The timing of the campaign is significant. Since the DPP won its first presidential election in 2016, its leaders – most notably President Tsai Ing‑wen – have emphasized a distinct Taiwanese identity and have taken steps to reinterpret the island’s wartime history. In Taiwan, textbooks now highlight the experience of Taiwanese people under Japanese rule and downplay the narrative of the island’s “retrocession” to China in 1945. Critics on the mainland argue that such revisions dilute the memory of a war that, in Chinese historiography, was a unified national endeavor. A survey of recent Taiwanese public opinion shows a modest decline in approval for the DPP’s policies, but the party still enjoys a solid base that sees a separate Taiwanese identity as essential for democratic survival.

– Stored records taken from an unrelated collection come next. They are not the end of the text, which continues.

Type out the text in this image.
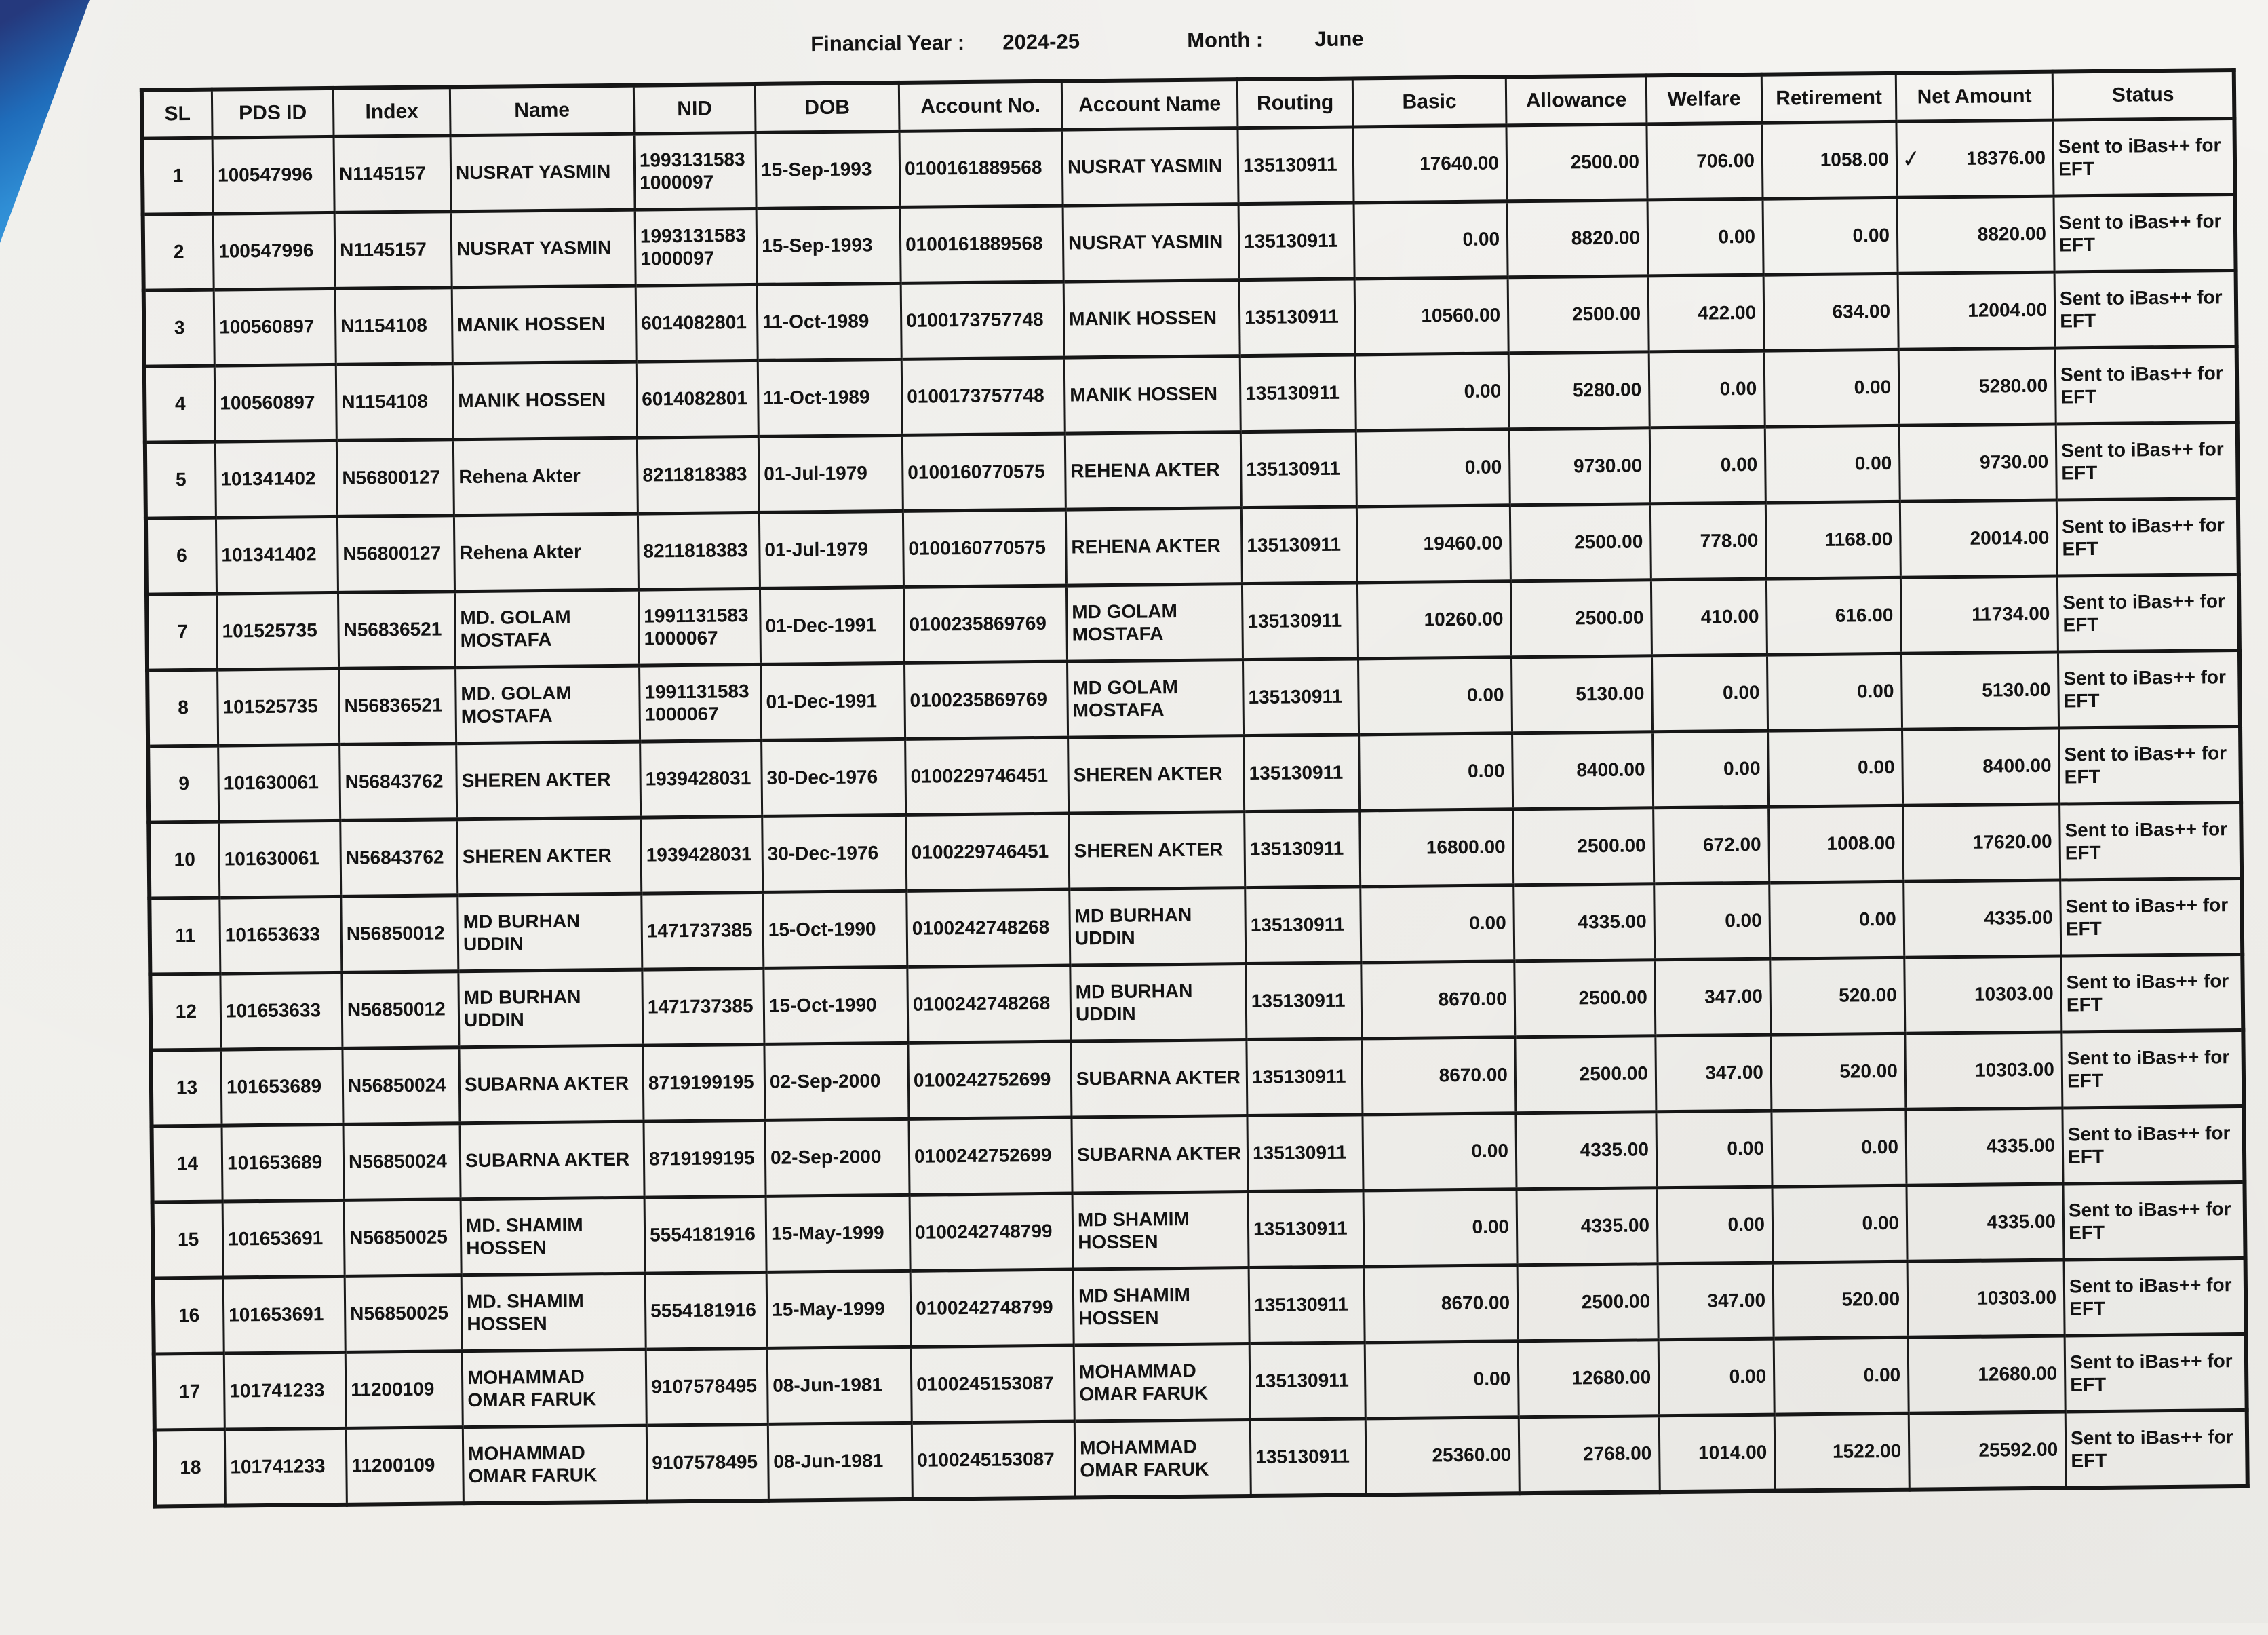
Financial Year : 2024-25	Month : June
SL	PDS ID	Index	Name	NID	DOB	Account No.	Account Name	Routing	Basic	Allowance	Welfare	Retirement	Net Amount	Status
1	100547996	N1145157	NUSRAT YASMIN	1993131583 1000097	15-Sep-1993	0100161889568	NUSRAT YASMIN	135130911	17640.00	2500.00	706.00	1058.00	✓ 18376.00	Sent to iBas++ for EFT
2	100547996	N1145157	NUSRAT YASMIN	1993131583 1000097	15-Sep-1993	0100161889568	NUSRAT YASMIN	135130911	0.00	8820.00	0.00	0.00	8820.00	Sent to iBas++ for EFT
3	100560897	N1154108	MANIK HOSSEN	6014082801	11-Oct-1989	0100173757748	MANIK HOSSEN	135130911	10560.00	2500.00	422.00	634.00	12004.00	Sent to iBas++ for EFT
4	100560897	N1154108	MANIK HOSSEN	6014082801	11-Oct-1989	0100173757748	MANIK HOSSEN	135130911	0.00	5280.00	0.00	0.00	5280.00	Sent to iBas++ for EFT
5	101341402	N56800127	Rehena Akter	8211818383	01-Jul-1979	0100160770575	REHENA AKTER	135130911	0.00	9730.00	0.00	0.00	9730.00	Sent to iBas++ for EFT
6	101341402	N56800127	Rehena Akter	8211818383	01-Jul-1979	0100160770575	REHENA AKTER	135130911	19460.00	2500.00	778.00	1168.00	20014.00	Sent to iBas++ for EFT
7	101525735	N56836521	MD. GOLAM MOSTAFA	1991131583 1000067	01-Dec-1991	0100235869769	MD GOLAM MOSTAFA	135130911	10260.00	2500.00	410.00	616.00	11734.00	Sent to iBas++ for EFT
8	101525735	N56836521	MD. GOLAM MOSTAFA	1991131583 1000067	01-Dec-1991	0100235869769	MD GOLAM MOSTAFA	135130911	0.00	5130.00	0.00	0.00	5130.00	Sent to iBas++ for EFT
9	101630061	N56843762	SHEREN AKTER	1939428031	30-Dec-1976	0100229746451	SHEREN AKTER	135130911	0.00	8400.00	0.00	0.00	8400.00	Sent to iBas++ for EFT
10	101630061	N56843762	SHEREN AKTER	1939428031	30-Dec-1976	0100229746451	SHEREN AKTER	135130911	16800.00	2500.00	672.00	1008.00	17620.00	Sent to iBas++ for EFT
11	101653633	N56850012	MD BURHAN UDDIN	1471737385	15-Oct-1990	0100242748268	MD BURHAN UDDIN	135130911	0.00	4335.00	0.00	0.00	4335.00	Sent to iBas++ for EFT
12	101653633	N56850012	MD BURHAN UDDIN	1471737385	15-Oct-1990	0100242748268	MD BURHAN UDDIN	135130911	8670.00	2500.00	347.00	520.00	10303.00	Sent to iBas++ for EFT
13	101653689	N56850024	SUBARNA AKTER	8719199195	02-Sep-2000	0100242752699	SUBARNA AKTER	135130911	8670.00	2500.00	347.00	520.00	10303.00	Sent to iBas++ for EFT
14	101653689	N56850024	SUBARNA AKTER	8719199195	02-Sep-2000	0100242752699	SUBARNA AKTER	135130911	0.00	4335.00	0.00	0.00	4335.00	Sent to iBas++ for EFT
15	101653691	N56850025	MD. SHAMIM HOSSEN	5554181916	15-May-1999	0100242748799	MD SHAMIM HOSSEN	135130911	0.00	4335.00	0.00	0.00	4335.00	Sent to iBas++ for EFT
16	101653691	N56850025	MD. SHAMIM HOSSEN	5554181916	15-May-1999	0100242748799	MD SHAMIM HOSSEN	135130911	8670.00	2500.00	347.00	520.00	10303.00	Sent to iBas++ for EFT
17	101741233	11200109	MOHAMMAD OMAR FARUK	9107578495	08-Jun-1981	0100245153087	MOHAMMAD OMAR FARUK	135130911	0.00	12680.00	0.00	0.00	12680.00	Sent to iBas++ for EFT
18	101741233	11200109	MOHAMMAD OMAR FARUK	9107578495	08-Jun-1981	0100245153087	MOHAMMAD OMAR FARUK	135130911	25360.00	2768.00	1014.00	1522.00	25592.00	Sent to iBas++ for EFT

The phrase’s spread on platforms such as Weibo illustrates how historical debates are being weaponized in today’s cross‑strait rivalry. Commentators note that the sentiment behind “全中国抗日时还没有民进党” is less about the literal absence of a political party during the 1930s and 1940s, and more about delegitimizing the DPP’s current narrative. By emphasizing that “the whole of China resisted Japan” without any mention of a Taiwanese independent party, officials aim to reinforce the notion that Taiwan has always been, and should remain, an inseparable part of the Chinese nation‑state.

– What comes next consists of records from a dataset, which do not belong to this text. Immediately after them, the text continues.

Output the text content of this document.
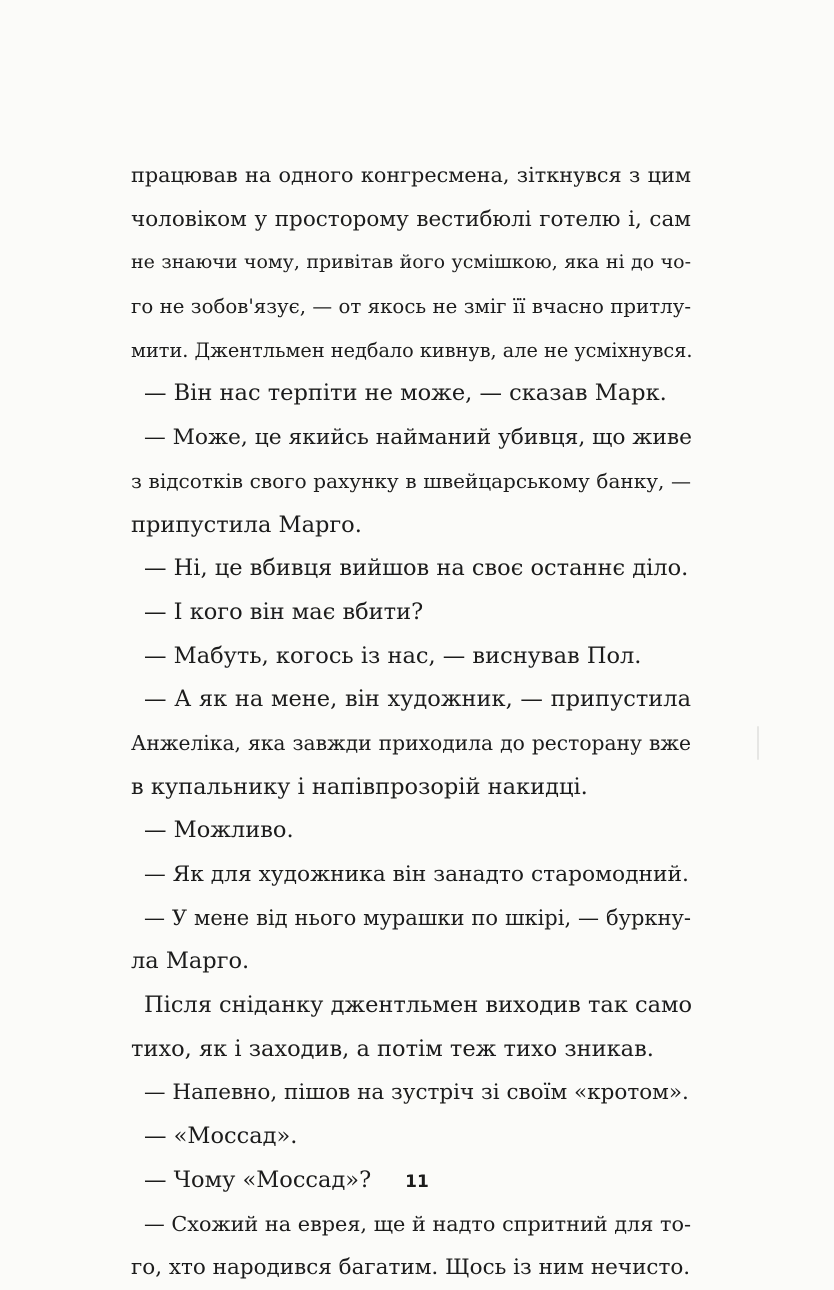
працював на одного конгресмена, зіткнувся з цим
чоловіком у просторому вестибюлі готелю і, сам
не знаючи чому, привітав його усмішкою, яка ні до чо-
го не зобов'язує, — от якось не зміг її вчасно притлу-
мити. Джентльмен недбало кивнув, але не усміхнувся.
— Він нас терпіти не може, — сказав Марк.
— Може, це якийсь найманий убивця, що живе
з відсотків свого рахунку в швейцарському банку, —
припустила Марго.
— Ні, це вбивця вийшов на своє останнє діло.
— І кого він має вбити?
— Мабуть, когось із нас, — виснував Пол.
— А як на мене, він художник, — припустила
Анжеліка, яка завжди приходила до ресторану вже
в купальнику і напівпрозорій накидці.
— Можливо.
— Як для художника він занадто старомодний.
— У мене від нього мурашки по шкірі, — буркну-
ла Марго.
Після сніданку джентльмен виходив так само
тихо, як і заходив, а потім теж тихо зникав.
— Напевно, пішов на зустріч зі своїм «кротом».
— «Моссад».
— Чому «Моссад»?
— Схожий на еврея, ще й надто спритний для то-
го, хто народився багатим. Щось із ним нечисто.
11
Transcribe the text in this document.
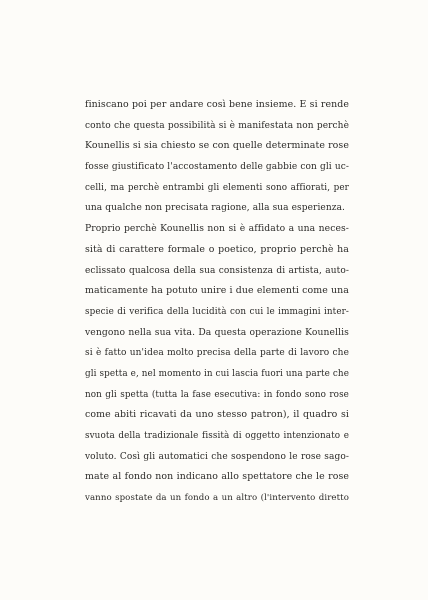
finiscano poi per andare così bene insieme. E si rende
conto che questa possibilità si è manifestata non perchè
Kounellis si sia chiesto se con quelle determinate rose
fosse giustificato l'accostamento delle gabbie con gli uc-
celli, ma perchè entrambi gli elementi sono affiorati, per
una qualche non precisata ragione, alla sua esperienza.
Proprio perchè Kounellis non si è affidato a una neces-
sità di carattere formale o poetico, proprio perchè ha
eclissato qualcosa della sua consistenza di artista, auto-
maticamente ha potuto unire i due elementi come una
specie di verifica della lucidità con cui le immagini inter-
vengono nella sua vita. Da questa operazione Kounellis
si è fatto un'idea molto precisa della parte di lavoro che
gli spetta e, nel momento in cui lascia fuori una parte che
non gli spetta (tutta la fase esecutiva: in fondo sono rose
come abiti ricavati da uno stesso patron), il quadro si
svuota della tradizionale fissità di oggetto intenzionato e
voluto. Così gli automatici che sospendono le rose sago-
mate al fondo non indicano allo spettatore che le rose
vanno spostate da un fondo a un altro (l'intervento diretto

While the slogan is rooted in an indisputable chronological fact, its political utility lies in framing contemporary policy disputes as a moral test of historical fidelity. For mainland audiences, the message is clear: any attempt by Taiwan’s ruling party to distance itself from the collective memory of the anti‑Japanese war is tantamount to rewriting history for partisan gain. For observers outside the region, the episode underscores how memory politics can be mobilized to serve present‑day geopolitical aims, especially as Beijing tightens its narrative control in the run‑up to a milestone commemoration.

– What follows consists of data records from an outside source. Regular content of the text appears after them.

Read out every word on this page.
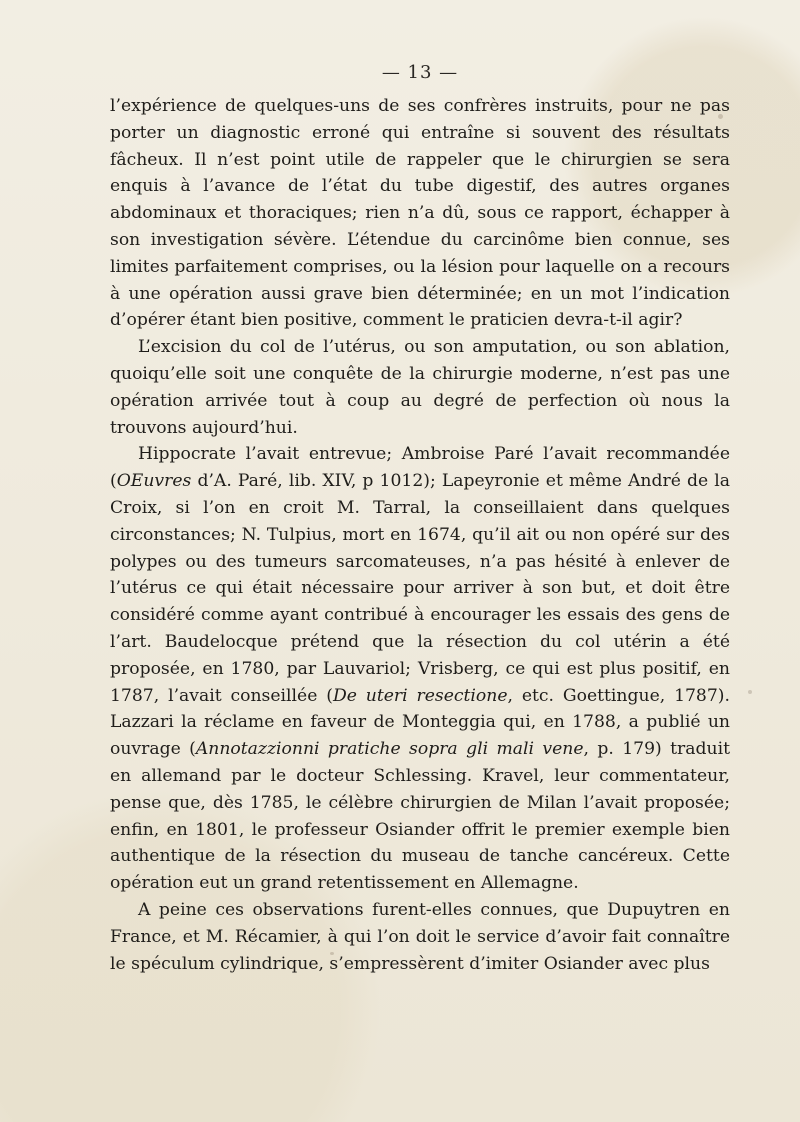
— 13 —

l’expérience de quelques-uns de ses confrères instruits, pour ne pas porter un diagnostic erroné qui entraîne si souvent des résultats fâcheux. Il n’est point utile de rappeler que le chirurgien se sera enquis à l’avance de l’état du tube digestif, des autres organes abdominaux et thoraciques; rien n’a dû, sous ce rapport, échapper à son investigation sévère. L’étendue du carcinôme bien connue, ses limites parfaitement comprises, ou la lésion pour laquelle on a recours à une opération aussi grave bien déterminée; en un mot l’indication d’opérer étant bien positive, comment le praticien devra-t-il agir?

L’excision du col de l’utérus, ou son amputation, ou son ablation, quoiqu’elle soit une conquête de la chirurgie moderne, n’est pas une opération arrivée tout à coup au degré de perfection où nous la trouvons aujourd’hui.

Hippocrate l’avait entrevue; Ambroise Paré l’avait recommandée (OEuvres d’A. Paré, lib. XIV, p 1012); Lapeyronie et même André de la Croix, si l’on en croit M. Tarral, la conseillaient dans quelques circonstances; N. Tulpius, mort en 1674, qu’il ait ou non opéré sur des polypes ou des tumeurs sarcomateuses, n’a pas hésité à enlever de l’utérus ce qui était nécessaire pour arriver à son but, et doit être considéré comme ayant contribué à encourager les essais des gens de l’art. Baudelocque prétend que la résection du col utérin a été proposée, en 1780, par Lauvariol; Vrisberg, ce qui est plus positif, en 1787, l’avait conseillée (De uteri resectione, etc. Goettingue, 1787). Lazzari la réclame en faveur de Monteggia qui, en 1788, a publié un ouvrage (Annotazzionni pratiche sopra gli mali vene, p. 179) traduit en allemand par le docteur Schlessing. Kravel, leur commentateur, pense que, dès 1785, le célèbre chirurgien de Milan l’avait proposée; enfin, en 1801, le professeur Osiander offrit le premier exemple bien authentique de la résection du museau de tanche cancéreux. Cette opération eut un grand retentissement en Allemagne.

A peine ces observations furent-elles connues, que Dupuytren en France, et M. Récamier, à qui l’on doit le service d’avoir fait connaître le spéculum cylindrique, s’empressèrent d’imiter Osiander avec plus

The episode also highlights the enduring complexity of Taiwan’s wartime legacy. During the Japanese occupation (1895‑1945), many Taiwanese served in Japanese units, while others suffered under colonial repression. After Japan’s surrender, the Republic of China assumed control of the island, and Taiwanese soldiers fought alongside mainland forces against the Japanese in the final phases of the war. The memory of those contributions is contested both within Taiwan and on the mainland, where it is often subsumed under a broader “All‑China” storyline that minimizes regional particularities.
In the end, “全中国抗日时还没有民进党” is less a scholarly footnote than a rallying cry in a contemporary information war. It reminds readers that history is never purely about dates and facts; it is a living arena in which symbols, slogans, and selective recollections are deployed to shape present identities and future policies. As the 80th anniversary of China’s victory over Japan approaches, the phrase will likely continue to reverberate, illustrating how the past remains a powerful lever in the ongoing contest over Taiwan’s political destiny.